Windows 7 Last Update- Have you heard about this little thing called Space Force? If so, it’s probably through ridicule; the latest branch of the US military has received no shortage of it since it launched at the end of last year. Still, at least it had a better week than Intel, which had to release a patch for a patch for a patch of its ZombieLoad problem. Say that five times fast.
This week we also took a look at the most common Mac malware, at least by antivirus firm Kaspersky’s reckoning. What makes Shlayer impressive is how widespread it is despite being relatively plain. And we profiled US senator Mark Warner (D-Virginia), an uncommonly sophisticated critic of Big Tech and a voice of reason on the Senate Intelligence Committee. His colleague Elizabeth Warren is running for president and released an ambitious plan to fight disinformation in the 2020 election.
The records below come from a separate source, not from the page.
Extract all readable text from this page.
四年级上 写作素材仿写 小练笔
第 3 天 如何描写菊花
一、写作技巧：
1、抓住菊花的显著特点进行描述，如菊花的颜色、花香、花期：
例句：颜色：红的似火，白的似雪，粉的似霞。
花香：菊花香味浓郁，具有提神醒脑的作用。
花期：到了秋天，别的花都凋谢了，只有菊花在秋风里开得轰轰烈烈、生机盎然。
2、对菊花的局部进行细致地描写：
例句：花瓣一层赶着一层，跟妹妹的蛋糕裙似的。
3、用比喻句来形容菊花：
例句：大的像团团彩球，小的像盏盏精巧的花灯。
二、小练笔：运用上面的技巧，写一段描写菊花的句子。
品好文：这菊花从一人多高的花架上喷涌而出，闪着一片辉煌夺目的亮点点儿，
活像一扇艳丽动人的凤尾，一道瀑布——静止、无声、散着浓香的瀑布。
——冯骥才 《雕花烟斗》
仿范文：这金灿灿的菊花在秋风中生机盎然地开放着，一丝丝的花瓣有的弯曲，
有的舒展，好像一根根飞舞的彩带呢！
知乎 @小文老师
Every browser is moving to embrace more privacy, but they all disagree on how to do it. Well, mostly Chrome disagrees. We took a look at just how easy it would be to stop Stingray surveillance, and why it’s still so unlikely to happen. And while your smartphone has encryption built in, you could always do more to make sure it’s working overtime for you. Here’s how.
And that’s not all! Every Saturday we round up the security and privacy stories that we didn’t break or report on in depth but think you should know about nonetheless. Click on the headlines to read them, and stay safe out there.
Microsoft officially pulled support for Windows 7 almost two weeks ago, meaning no more updates forever. OK, well, maybe just one; this week the company pushed out a fix for a bug that was turning people’s desktop wallpapers into a black void. You might read this as a reflexive metaphor from Windows 7, given its recent end of life, but it was actually caused by the last round of security updates the operating system got before Microsoft shoved it out to sea on a flaming pyre. It truly is so hard to say goodbye.
Kudos this week to Motherboard and PC Mag, who jointly further exposed the shady practices of security company Avast. The antivirus provider was collecting data on users—if they’d opted in, although the process to do so seems murky—and turning around to sell it through a subsidiary called Jumpshot. Forbes had previously reported on the connection in December, but Motherboard and PC Mag obtained insider documents that deeply detailed the operation. (WIRED parent company Condé Nast was apparently a customer.) By the end of the week, Avast had decided to stop collecting and selling user data, and to wind down Jumpshot altogether.